The program has me inspired to overhaul my
kitchen. I have been on a buying frenzy and my kitchen looks much
the way our host’s did after your overhaul. I am utterly consumed,
but it feels wonderful and I am so thankful I have the time and
resources for all of this now... it was just the right time.
[Update several days later]
My
energy continues to increase fifteen days later. Acne is clearing
up. I have no muscle soreness or fatigue. I have clear
mental focus and a calm inner spirit in place of a nervous nature.
I wake up happy, alert, and ready to start my day. For me that is
a miracle in and of itself as I have never been a morning person.

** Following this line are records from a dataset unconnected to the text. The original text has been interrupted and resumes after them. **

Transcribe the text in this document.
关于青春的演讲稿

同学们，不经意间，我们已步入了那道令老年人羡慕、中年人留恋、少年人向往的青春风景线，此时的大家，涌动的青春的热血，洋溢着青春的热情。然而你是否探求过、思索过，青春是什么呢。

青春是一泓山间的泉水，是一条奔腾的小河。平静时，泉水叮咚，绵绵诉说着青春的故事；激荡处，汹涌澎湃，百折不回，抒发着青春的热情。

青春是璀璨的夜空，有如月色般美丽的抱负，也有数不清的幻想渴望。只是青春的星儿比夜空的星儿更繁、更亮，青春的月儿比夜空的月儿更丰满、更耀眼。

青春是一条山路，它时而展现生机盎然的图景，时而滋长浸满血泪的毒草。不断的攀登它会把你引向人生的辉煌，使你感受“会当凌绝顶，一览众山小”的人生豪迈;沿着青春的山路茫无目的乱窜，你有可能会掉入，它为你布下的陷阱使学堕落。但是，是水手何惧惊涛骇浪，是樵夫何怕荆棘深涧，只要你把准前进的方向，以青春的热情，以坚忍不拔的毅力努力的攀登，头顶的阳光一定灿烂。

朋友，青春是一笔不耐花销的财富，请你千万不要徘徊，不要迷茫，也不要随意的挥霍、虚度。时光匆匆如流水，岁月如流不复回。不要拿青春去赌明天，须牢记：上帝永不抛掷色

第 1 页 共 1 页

In five days, I was able to overcome my addiction to coffee. I no
longer have cravings for chocolate or even that occasional glass
of wine. When I eat, I feel satiated and full of
energy. My experience in this program has
been priceless. In this short amount of time, I have regained
aspects of my health I had lost years ago and had little hope
of every returning. It has changed my life.
I wanted to
tell you how grateful I am for all of this. I do not think words
can adequately convey. I had been waiting all of this time
to participate in one of your programs (I knew it was the only
way I would be successful) and I feel so honored to have been
a part of the LA team. We are all a gorgeous bunch of gals- each
special in our own ways. We are the seekers, yes, however you
are the catalyst for setting us on this path of profound
change. So, I thank you Kat, once again for being the beautiful,
strong woman you are to do what you do; you have blazed an
amazing trail dear friend. You seemed to have paired us all
together as if you knew we would get along well with one another. I
miss my dear roommate. Marilyn is coming to Chicago in October
and I will be looking forward to meeting her for dinner one evening
during her stay. Just to hug her again would be wonderful.
She said she was off of her diabetes meds. I was in tears
reading that email from her-how fabulous.
More soon,
Jackie. And yes, you may use my full name!